Graham pointed out issues around technology, in that it can be very expensive and time consuming to develop, but digitally native businesses have an advantage because they’re agile enough to push these projects out very quickly. Additionally, he mentions that some businesses are experiencing challenges with logistics. Many brands are not designed to be able to ship individual items – they’re geared around shipping huge amounts to wholesale, supermarkets and different distributors. Finally, Graham shared his thoughts around seeing these challenges as an opportunity, as it’s “forcing people to make tough decisions that they’ve been constantly putting off for years and years.”
Solutions and Strategies
Finally, after having established the difficulties that businesses are facing in light of the pandemic, our three ecommerce experts discussed the solutions and strategies that brands can use to overcome these challenges. For Pete, the key lies in taking advantage of marketplaces to make your products easily accessible to a wider audience. There aren’t many businesses with a lot of spare capital at the moment, so the problem is finding a strategy that is capital light, low risk and enables you to move quickly. According to Pete, marketplaces may be the solution to these problems – saying that “marketplaces have already done a lot of the work for you to establish a great customer base and a good platform”. So, rather than investing massively in trying to find a new customer base, there are already marketplaces there that you can use. In addition, it’s important to see this as an opportunity to drive acquisition and new customers as opposed to being worried that it will cannibalise your sales. Using a marketplace is relatively cheap, easy and low risk, as it’s very easy to pull back if you don’t like the results.

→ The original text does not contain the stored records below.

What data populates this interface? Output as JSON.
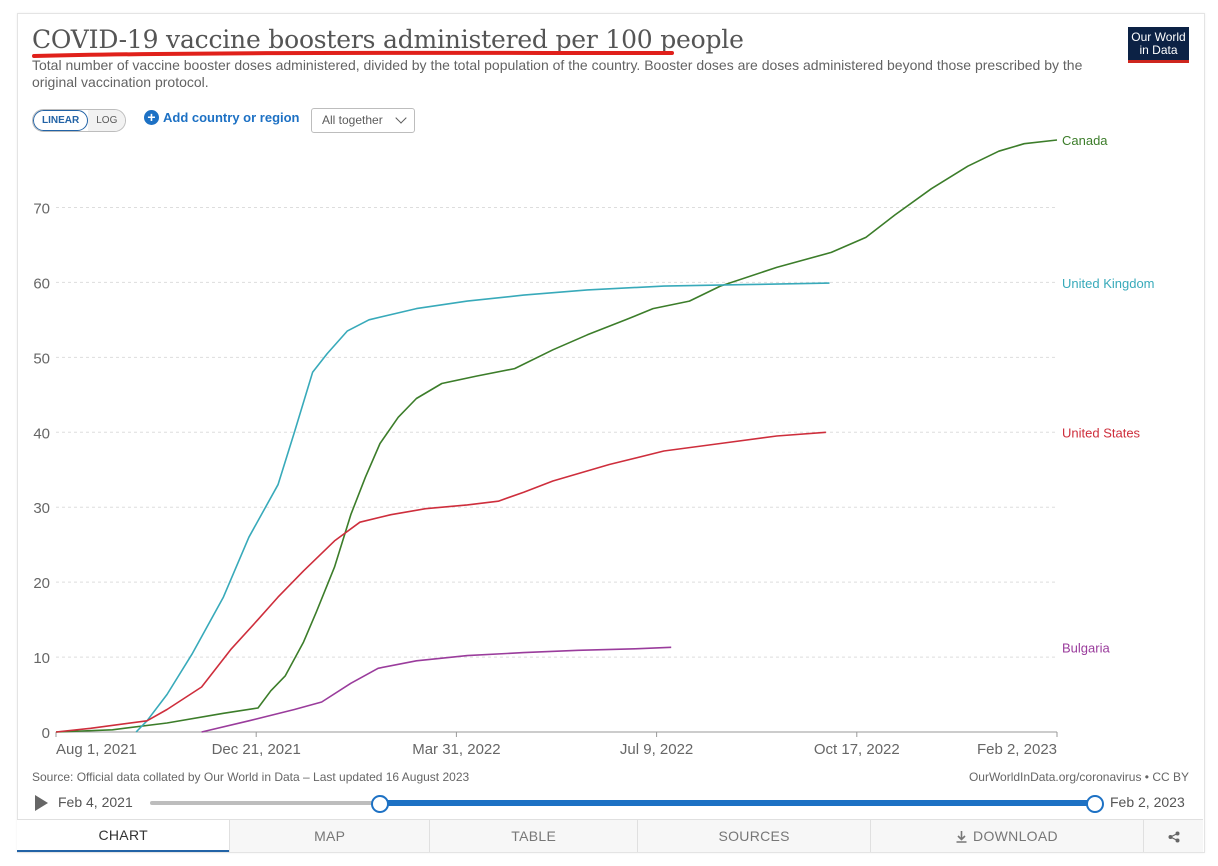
{
  "header": {
    "title": "COVID-19 vaccine boosters administered per 100 people",
    "subtitle": "Total number of vaccine booster doses administered, divided by the total population of the country. Booster doses are doses administered beyond those prescribed by the original vaccination protocol.",
    "logo_line1": "Our World",
    "logo_line2": "in Data",
    "title_underline_color": "#e0201b"
  },
  "controls": {
    "linear_label": "LINEAR",
    "log_label": "LOG",
    "add_country_label": "Add country or region",
    "plus_symbol": "+",
    "mode_select_value": "All together"
  },
  "chart_data": {
    "type": "line",
    "title": "COVID-19 vaccine boosters administered per 100 people",
    "xlabel": "",
    "ylabel": "",
    "x_ticks": [
      "Aug 1, 2021",
      "Dec 21, 2021",
      "Mar 31, 2022",
      "Jul 9, 2022",
      "Oct 17, 2022",
      "Feb 2, 2023"
    ],
    "y_ticks": [
      0,
      10,
      20,
      30,
      40,
      50,
      60,
      70
    ],
    "xlim": [
      "2021-08-01",
      "2023-02-02"
    ],
    "ylim": [
      0,
      79
    ],
    "grid": true,
    "legend": "right, inline labels at line ends",
    "series": [
      {
        "name": "Canada",
        "color": "#3c7d2a",
        "points": [
          [
            "2021-08-01",
            0
          ],
          [
            "2021-09-01",
            0.3
          ],
          [
            "2021-10-01",
            1.2
          ],
          [
            "2021-11-01",
            2.5
          ],
          [
            "2021-11-20",
            3.2
          ],
          [
            "2021-11-27",
            5.5
          ],
          [
            "2021-12-05",
            7.5
          ],
          [
            "2021-12-15",
            12
          ],
          [
            "2021-12-22",
            16
          ],
          [
            "2022-01-01",
            22
          ],
          [
            "2022-01-10",
            29
          ],
          [
            "2022-01-18",
            34
          ],
          [
            "2022-01-26",
            38.5
          ],
          [
            "2022-02-05",
            42
          ],
          [
            "2022-02-15",
            44.5
          ],
          [
            "2022-03-01",
            46.5
          ],
          [
            "2022-03-20",
            47.5
          ],
          [
            "2022-04-10",
            48.5
          ],
          [
            "2022-05-01",
            51
          ],
          [
            "2022-05-20",
            53
          ],
          [
            "2022-06-10",
            55
          ],
          [
            "2022-06-25",
            56.5
          ],
          [
            "2022-07-15",
            57.5
          ],
          [
            "2022-08-01",
            59.5
          ],
          [
            "2022-09-01",
            62
          ],
          [
            "2022-10-01",
            64
          ],
          [
            "2022-10-20",
            66
          ],
          [
            "2022-11-05",
            69
          ],
          [
            "2022-11-25",
            72.5
          ],
          [
            "2022-12-15",
            75.5
          ],
          [
            "2023-01-01",
            77.5
          ],
          [
            "2023-01-15",
            78.5
          ],
          [
            "2023-02-02",
            79
          ]
        ]
      },
      {
        "name": "United Kingdom",
        "color": "#38aaba",
        "points": [
          [
            "2021-09-14",
            0
          ],
          [
            "2021-09-20",
            1.5
          ],
          [
            "2021-10-01",
            5
          ],
          [
            "2021-10-15",
            10.5
          ],
          [
            "2021-11-01",
            18
          ],
          [
            "2021-11-15",
            26
          ],
          [
            "2021-12-01",
            33
          ],
          [
            "2021-12-10",
            40
          ],
          [
            "2021-12-20",
            48
          ],
          [
            "2021-12-28",
            50.5
          ],
          [
            "2022-01-08",
            53.5
          ],
          [
            "2022-01-20",
            55
          ],
          [
            "2022-02-15",
            56.5
          ],
          [
            "2022-03-15",
            57.5
          ],
          [
            "2022-04-15",
            58.3
          ],
          [
            "2022-05-20",
            59
          ],
          [
            "2022-07-01",
            59.5
          ],
          [
            "2022-08-15",
            59.7
          ],
          [
            "2022-09-30",
            59.9
          ]
        ]
      },
      {
        "name": "United States",
        "color": "#ce2e3c",
        "points": [
          [
            "2021-08-01",
            0
          ],
          [
            "2021-08-20",
            0.5
          ],
          [
            "2021-09-20",
            1.5
          ],
          [
            "2021-10-01",
            3
          ],
          [
            "2021-10-20",
            6
          ],
          [
            "2021-11-05",
            11
          ],
          [
            "2021-11-20",
            15
          ],
          [
            "2021-12-01",
            18
          ],
          [
            "2021-12-15",
            21.5
          ],
          [
            "2022-01-01",
            25.5
          ],
          [
            "2022-01-15",
            28
          ],
          [
            "2022-02-01",
            29
          ],
          [
            "2022-02-20",
            29.8
          ],
          [
            "2022-03-15",
            30.3
          ],
          [
            "2022-04-01",
            30.8
          ],
          [
            "2022-04-15",
            32
          ],
          [
            "2022-05-01",
            33.5
          ],
          [
            "2022-06-01",
            35.7
          ],
          [
            "2022-07-01",
            37.5
          ],
          [
            "2022-08-01",
            38.5
          ],
          [
            "2022-09-01",
            39.5
          ],
          [
            "2022-09-28",
            40
          ]
        ]
      },
      {
        "name": "Bulgaria",
        "color": "#9a3c9c",
        "points": [
          [
            "2021-10-20",
            0
          ],
          [
            "2021-11-15",
            1.5
          ],
          [
            "2021-12-10",
            3
          ],
          [
            "2021-12-25",
            4
          ],
          [
            "2022-01-10",
            6.5
          ],
          [
            "2022-01-25",
            8.5
          ],
          [
            "2022-02-15",
            9.5
          ],
          [
            "2022-03-15",
            10.2
          ],
          [
            "2022-04-15",
            10.6
          ],
          [
            "2022-05-15",
            10.9
          ],
          [
            "2022-06-15",
            11.1
          ],
          [
            "2022-07-05",
            11.3
          ]
        ]
      }
    ]
  },
  "footer": {
    "source": "Source: Official data collated by Our World in Data – Last updated 16 August 2023",
    "license": "OurWorldInData.org/coronavirus • CC BY",
    "timeline_start": "Feb 4, 2021",
    "timeline_end": "Feb 2, 2023"
  },
  "tabs": {
    "chart": "CHART",
    "map": "MAP",
    "table": "TABLE",
    "sources": "SOURCES",
    "download": "DOWNLOAD"
  }
}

Graham also mentioned a great benefit to marketplaces, that being “the ROI is completely clear”. This is because you know the details in advance, such as which payment services provider will be used and what the marketplace fees will be. Therefore, it’s very easy to model the strategy and determine whether it is going to be worthwhile for you, before you even go live on a marketplace.
Barney also believes in marketplaces as an effective strategy, particularly merchant of record solutions. With this, a big advantage is that you are able to access all sorts of great marketplaces, allowing you to “tap into audiences you might not have considered before, which can be highly lucrative”. All in all, it’s a very low risk, light technical way to access new consumers and give you the data you need in order to create a more informed go-to-market strategy.
2021 and Beyond
In summary, we’ve seen the Coronavirus pandemic accelerate a change in retail that was already occurring – namely this big shift from traditional bricks-and-mortar into the online space. This has brought around several challenges both for online businesses, as well as physical retailers. For the latter, there are some questions surrounding how to utilise their existing bricks-and-mortar estates and evolve digitally. On the other hand, the former faces challenges such as a rise in consumer expectations, with shoppers demanding an increasingly comprehensive online experience. However, we’ve also established this is a great opportunity for brands to adapt and grow to the new circumstances we’re experiencing. Adopting marketplaces as a low-cost and effective way to access new audiences could be a great solution to allow brands to reach new markets – the key is to really evolve and move with the times, or risk being left behind.